My blisters were still not bad so we were committed to making it to ramp 17. Well, we passed the fourth bridge and started looking for the ramp but found nothing. Finally we asked a fisherman in a boat where it was and he pointed back a mile. The next was in Cocoa just past yet another bridge about three miles further. I decided that going back was not in my vocabulary so we needed to go to Cocoa. Wind had now come up from the East across our course, which made it necessary to pull harder on my starboard oar. This started to tear at the blisters on that hand and made the last two miles very unpleasant compared with the rest of the row. As we made the last approach to the Cocoa ramp Heather announced that we had just past 20 miles for the day.
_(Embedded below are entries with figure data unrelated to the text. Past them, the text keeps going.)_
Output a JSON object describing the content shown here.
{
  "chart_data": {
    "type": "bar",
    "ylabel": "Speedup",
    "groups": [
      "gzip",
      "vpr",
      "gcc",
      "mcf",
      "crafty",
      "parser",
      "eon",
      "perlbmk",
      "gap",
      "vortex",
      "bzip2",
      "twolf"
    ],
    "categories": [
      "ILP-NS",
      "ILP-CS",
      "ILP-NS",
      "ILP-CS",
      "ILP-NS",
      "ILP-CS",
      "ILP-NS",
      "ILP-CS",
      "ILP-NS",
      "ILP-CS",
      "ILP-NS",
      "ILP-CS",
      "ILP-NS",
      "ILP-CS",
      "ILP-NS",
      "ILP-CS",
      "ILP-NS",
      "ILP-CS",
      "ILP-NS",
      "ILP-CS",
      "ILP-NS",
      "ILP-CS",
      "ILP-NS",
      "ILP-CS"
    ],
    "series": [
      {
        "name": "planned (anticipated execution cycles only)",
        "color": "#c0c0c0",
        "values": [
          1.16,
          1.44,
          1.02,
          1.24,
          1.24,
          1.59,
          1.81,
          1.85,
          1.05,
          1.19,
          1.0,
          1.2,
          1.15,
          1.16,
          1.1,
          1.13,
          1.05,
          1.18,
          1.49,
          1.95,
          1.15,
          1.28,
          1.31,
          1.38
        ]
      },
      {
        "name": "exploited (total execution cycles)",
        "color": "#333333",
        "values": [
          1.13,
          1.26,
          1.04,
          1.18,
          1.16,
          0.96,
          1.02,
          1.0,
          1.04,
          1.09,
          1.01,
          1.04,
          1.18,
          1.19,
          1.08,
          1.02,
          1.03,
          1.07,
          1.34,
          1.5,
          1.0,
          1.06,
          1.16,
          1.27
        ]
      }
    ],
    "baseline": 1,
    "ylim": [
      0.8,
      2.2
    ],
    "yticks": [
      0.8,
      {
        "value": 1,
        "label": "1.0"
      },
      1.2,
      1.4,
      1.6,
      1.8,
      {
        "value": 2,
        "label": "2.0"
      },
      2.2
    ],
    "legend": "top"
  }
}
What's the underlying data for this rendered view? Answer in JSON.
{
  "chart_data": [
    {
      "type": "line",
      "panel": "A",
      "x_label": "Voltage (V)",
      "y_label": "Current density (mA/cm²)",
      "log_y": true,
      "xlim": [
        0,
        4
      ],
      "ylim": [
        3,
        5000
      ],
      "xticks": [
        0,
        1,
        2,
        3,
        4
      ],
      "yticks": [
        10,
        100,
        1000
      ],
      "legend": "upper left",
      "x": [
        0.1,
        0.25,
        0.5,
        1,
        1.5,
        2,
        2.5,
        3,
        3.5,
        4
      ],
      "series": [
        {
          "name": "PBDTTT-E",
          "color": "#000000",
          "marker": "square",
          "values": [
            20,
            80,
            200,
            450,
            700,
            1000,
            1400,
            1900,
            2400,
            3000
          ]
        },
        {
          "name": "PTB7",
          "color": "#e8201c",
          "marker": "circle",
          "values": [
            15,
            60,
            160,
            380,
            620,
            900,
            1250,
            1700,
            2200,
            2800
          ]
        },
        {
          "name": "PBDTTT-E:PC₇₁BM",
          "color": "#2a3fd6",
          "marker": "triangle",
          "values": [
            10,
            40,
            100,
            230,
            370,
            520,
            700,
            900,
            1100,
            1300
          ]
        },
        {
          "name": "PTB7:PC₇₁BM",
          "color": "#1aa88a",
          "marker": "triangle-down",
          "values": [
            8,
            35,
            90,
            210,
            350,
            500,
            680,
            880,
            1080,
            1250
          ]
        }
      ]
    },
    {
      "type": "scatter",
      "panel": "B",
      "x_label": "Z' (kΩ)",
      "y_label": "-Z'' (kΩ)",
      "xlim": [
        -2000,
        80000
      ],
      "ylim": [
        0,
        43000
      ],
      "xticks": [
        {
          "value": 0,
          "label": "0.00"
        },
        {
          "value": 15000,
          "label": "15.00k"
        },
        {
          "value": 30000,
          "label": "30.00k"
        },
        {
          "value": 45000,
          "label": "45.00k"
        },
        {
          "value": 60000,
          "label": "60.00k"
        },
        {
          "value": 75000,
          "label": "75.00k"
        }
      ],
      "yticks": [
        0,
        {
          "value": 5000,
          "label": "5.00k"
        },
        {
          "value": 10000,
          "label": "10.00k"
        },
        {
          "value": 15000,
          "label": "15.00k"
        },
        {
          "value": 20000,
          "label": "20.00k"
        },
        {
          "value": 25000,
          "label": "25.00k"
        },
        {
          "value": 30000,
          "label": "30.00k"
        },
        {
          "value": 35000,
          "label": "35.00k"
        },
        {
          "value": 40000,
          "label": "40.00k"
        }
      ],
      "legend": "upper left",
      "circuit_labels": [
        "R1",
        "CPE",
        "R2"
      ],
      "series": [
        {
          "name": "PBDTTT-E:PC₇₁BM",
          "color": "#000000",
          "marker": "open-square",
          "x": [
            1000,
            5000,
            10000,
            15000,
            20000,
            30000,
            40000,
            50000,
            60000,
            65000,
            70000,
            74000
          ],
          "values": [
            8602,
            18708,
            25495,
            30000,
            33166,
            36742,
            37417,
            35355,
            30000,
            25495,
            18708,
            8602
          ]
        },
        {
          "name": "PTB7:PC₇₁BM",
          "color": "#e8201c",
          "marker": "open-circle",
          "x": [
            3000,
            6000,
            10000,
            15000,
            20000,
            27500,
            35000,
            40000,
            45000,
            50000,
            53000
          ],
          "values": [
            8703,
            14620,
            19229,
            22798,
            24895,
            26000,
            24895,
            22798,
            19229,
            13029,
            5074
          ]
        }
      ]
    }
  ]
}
This being more than our first two days combined I was happy that I had proved that twenty-mile days could be achieved. My chances of reaching Key Largo before the end of the month seem to be looking better. Exhausted and with right leg cramping I landed and we hauled the boat out at a nice park in the middle of Cocoa.
I started to walk into town to see if I could find a ride back to Titusville to get the car. Seeing no chance without hiring a taxi I found a shopkeeper who gave me the name of a friend of his who ran a taxi service. I called him and two hours later was back to pick up poor Heather sitting by the boat reading and by then a bit chilly.